1. The source offered for the 10 percent figure is this. I did not find that claim in that source, but their data is such that it seems plausible the authors would have been able to calculate this figure. I will assume that Anderson had seen results from that study that did not make it into the final paper. In any case, Prottas (2007) provide similar numbers from—as far as I can tell—independent sources.

2. It's not clear to me what interviews the author is describing—the paper did not contain any description of interview data collection. However, one of the papers they cite, also from the Commonwealth Fund, did conduct interview surveys of hospitals—with only 4 respondents—that offered results fitting this description. They also cite this paper, which describes surveys of "a half dozen" hospitals.

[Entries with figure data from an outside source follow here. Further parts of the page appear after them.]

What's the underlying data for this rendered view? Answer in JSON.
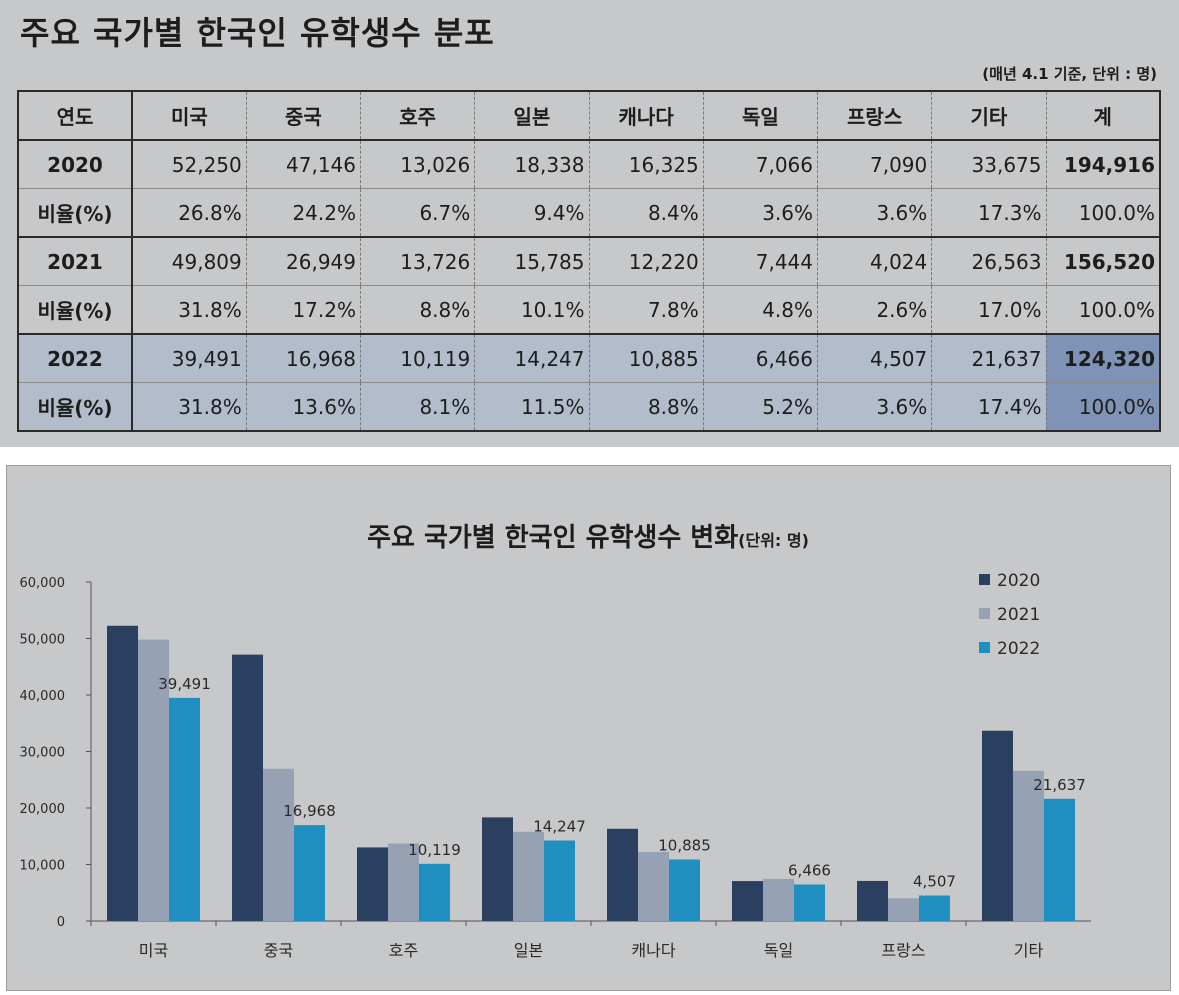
{
  "table": {
    "title": "주요 국가별 한국인 유학생수 분포",
    "note": "(매년 4.1 기준, 단위 : 명)",
    "headers": [
      "연도",
      "미국",
      "중국",
      "호주",
      "일본",
      "캐나다",
      "독일",
      "프랑스",
      "기타",
      "계"
    ],
    "rows": [
      {
        "label": "2020",
        "cells": [
          "52,250",
          "47,146",
          "13,026",
          "18,338",
          "16,325",
          "7,066",
          "7,090",
          "33,675",
          "194,916"
        ]
      },
      {
        "label": "비율(%)",
        "cells": [
          "26.8%",
          "24.2%",
          "6.7%",
          "9.4%",
          "8.4%",
          "3.6%",
          "3.6%",
          "17.3%",
          "100.0%"
        ]
      },
      {
        "label": "2021",
        "cells": [
          "49,809",
          "26,949",
          "13,726",
          "15,785",
          "12,220",
          "7,444",
          "4,024",
          "26,563",
          "156,520"
        ]
      },
      {
        "label": "비율(%)",
        "cells": [
          "31.8%",
          "17.2%",
          "8.8%",
          "10.1%",
          "7.8%",
          "4.8%",
          "2.6%",
          "17.0%",
          "100.0%"
        ]
      },
      {
        "label": "2022",
        "cells": [
          "39,491",
          "16,968",
          "10,119",
          "14,247",
          "10,885",
          "6,466",
          "4,507",
          "21,637",
          "124,320"
        ]
      },
      {
        "label": "비율(%)",
        "cells": [
          "31.8%",
          "13.6%",
          "8.1%",
          "11.5%",
          "8.8%",
          "5.2%",
          "3.6%",
          "17.4%",
          "100.0%"
        ]
      }
    ]
  },
  "chart_data": {
    "type": "bar",
    "title": "주요 국가별 한국인 유학생수 변화",
    "title_unit": "(단위: 명)",
    "categories": [
      "미국",
      "중국",
      "호주",
      "일본",
      "캐나다",
      "독일",
      "프랑스",
      "기타"
    ],
    "series": [
      {
        "name": "2020",
        "color": "#2b3f61",
        "values": [
          52250,
          47146,
          13026,
          18338,
          16325,
          7066,
          7090,
          33675
        ]
      },
      {
        "name": "2021",
        "color": "#97a1b4",
        "values": [
          49809,
          26949,
          13726,
          15785,
          12220,
          7444,
          4024,
          26563
        ]
      },
      {
        "name": "2022",
        "color": "#1f8fbf",
        "values": [
          39491,
          16968,
          10119,
          14247,
          10885,
          6466,
          4507,
          21637
        ],
        "data_labels": [
          "39,491",
          "16,968",
          "10,119",
          "14,247",
          "10,885",
          "6,466",
          "4,507",
          "21,637"
        ]
      }
    ],
    "ylim": [
      0,
      60000
    ],
    "yticks": [
      0,
      10000,
      20000,
      30000,
      40000,
      50000,
      60000
    ],
    "ytick_labels": [
      "0",
      "10,000",
      "20,000",
      "30,000",
      "40,000",
      "50,000",
      "60,000"
    ],
    "grid": false,
    "legend_position": "top-right"
  }
}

3. The high prevalence of hospital billing errors, of course, are a similarly notorious and poorly sourced claim.

4. Note: all providers in each of these papers that surveyed providers did have programs that collected patient's income information and, if they were eligible, helped them enroll in public assistance programs such as medicaid and medicare. Only one of the hospitals surveyed used this information to automatically refer low-income patients who did not qualify for a public program to the hospital's discount programs. Whether the lack of automatic discounts represents a deliberate attempt to gouge patients or is merely an institutional failure, this could be a basis for the widespread perception that uninsured patients have to pay full charges for healthcare.

Lord 6/16/2015 06:27:00 PM
I think it is more, uninsured cross subsidizing other uninsured, billing charged rates and negotiating after, though some require cash up front forestalling negotiation but possibly discounted.